Deteve-se, um grupo de estudos em que faço parte, na análise de seu livro O Reino em que ele assina Irmão Saulo, pseudônimo que utilizava em suas obras inspiradas. É um poema.

No entanto, quanta profundidade!

Os teólogos católicos, que criaram a Teologia da Libertação, lembram-nos de que a principal mensagem do Evangelho é a do REINO DE DEUS. Há no Evangelho mais de uma centena de passagens onde Jesus fala sobre o Reino. E apenas três ou quatro em que fala da Igreja, que para eles é a herdeira única do Cristo. O Livro dos Espíritos, mais de uma centena de anos antes dessa Teologia muito esclarecida, já nos dizia que esse é o objetivo do homem: Instaurar na Terra uma sociedade que seja a sonhada por Jesus em seu Evangelho, ou seja, O Reino de Deus. (Ver questão 1018 de O Livro dos Espíritos.) [1]

No capítulo A Proclamação do Reino, Pires cita Isaías, de cujas palavras Jesus se serve para anunciar, na modesta Sinagoga de Nazaré, que, na sua pessoa, aquelas palavras se cumpriam.

“O espírito do Senhor está sobre mim, pelo que me ungiu para anunciar a Boa Nova aos pobres. Enviou-me para proclamar a libertação dos cativos e a restauração da vista aos cegos, para pôr em liberdade os oprimidos e apregoar o Ano Aceitável ao Senhor." - Isaías, 6:1; 2 e Lc, 4:18.

 É comum ouvirmos e lermos sobre o Reino de Deus em nós, e poucos se detêm, como Herculano, na análise dessa Proclamação. Ninguém sabe o que era para o judeu o Ano Aceitável ao Senhor.

Herculano explica isso no capítulo A PROCLAMAÇÃO.

Depois de nos dizer que Jesus se apresentou como pregoeiro (o que vem fazer o pregão de uma notícia ao povo), portanto, aquele que anunciava a Boa Nova. Ele vinha estabelecer o Ano Aceitável ao Senhor, especialmente aos pobres, explicando que viera libertar os cativos e restaurar a vista aos cegos, libertar os oprimidos. Herculano nos explica o que vem a ser o Ano Aceitável ao Senhor que Jesus anuncia ter vindo estabelecer.

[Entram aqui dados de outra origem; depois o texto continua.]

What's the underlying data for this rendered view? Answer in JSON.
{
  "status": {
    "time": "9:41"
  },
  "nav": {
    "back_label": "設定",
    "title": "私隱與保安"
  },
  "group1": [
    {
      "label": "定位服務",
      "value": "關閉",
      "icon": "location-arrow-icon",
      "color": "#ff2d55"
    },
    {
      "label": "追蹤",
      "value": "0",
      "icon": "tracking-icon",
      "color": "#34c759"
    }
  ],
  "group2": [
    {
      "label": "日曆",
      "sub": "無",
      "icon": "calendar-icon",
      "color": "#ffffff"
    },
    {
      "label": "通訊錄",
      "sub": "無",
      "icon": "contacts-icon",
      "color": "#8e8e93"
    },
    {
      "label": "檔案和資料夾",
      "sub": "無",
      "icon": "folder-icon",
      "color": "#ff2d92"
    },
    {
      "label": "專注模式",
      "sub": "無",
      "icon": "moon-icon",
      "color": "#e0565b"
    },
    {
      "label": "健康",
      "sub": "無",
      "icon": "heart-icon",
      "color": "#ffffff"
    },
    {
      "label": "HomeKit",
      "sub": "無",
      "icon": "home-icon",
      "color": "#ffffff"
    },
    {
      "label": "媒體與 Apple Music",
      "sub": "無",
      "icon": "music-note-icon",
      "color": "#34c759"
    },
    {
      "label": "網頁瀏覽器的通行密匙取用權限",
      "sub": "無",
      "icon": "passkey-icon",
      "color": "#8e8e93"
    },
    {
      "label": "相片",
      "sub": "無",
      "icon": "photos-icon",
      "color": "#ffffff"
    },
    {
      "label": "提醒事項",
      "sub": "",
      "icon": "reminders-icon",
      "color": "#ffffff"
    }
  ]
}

O povo judeu, a cada 50 anos, proclamava esse quinquagésimo ano como o Ano Aceitável ao Senhor. Nesse ano, eram redistribuídas as terras, todos os trabalhadores do campo recebiam um pedaço de terra para ganhar seu sustento, as dívidas eram perdoadas, os cativos libertos. Essa proclamação não tem nada de comparativa, como querem alguns “homens de Deus”. Ela é real, porque, se conseguirmos a sua proposição, se for estabelecido na Terra, e esse ano aceitável ao Senhor, não a cada cinqüenta anos, mas, como maneira de se viver no mundo, teremos o que prevê a questão 1018 de O Livro dos Espíritos - o Reinado do Bem sobre a Terra.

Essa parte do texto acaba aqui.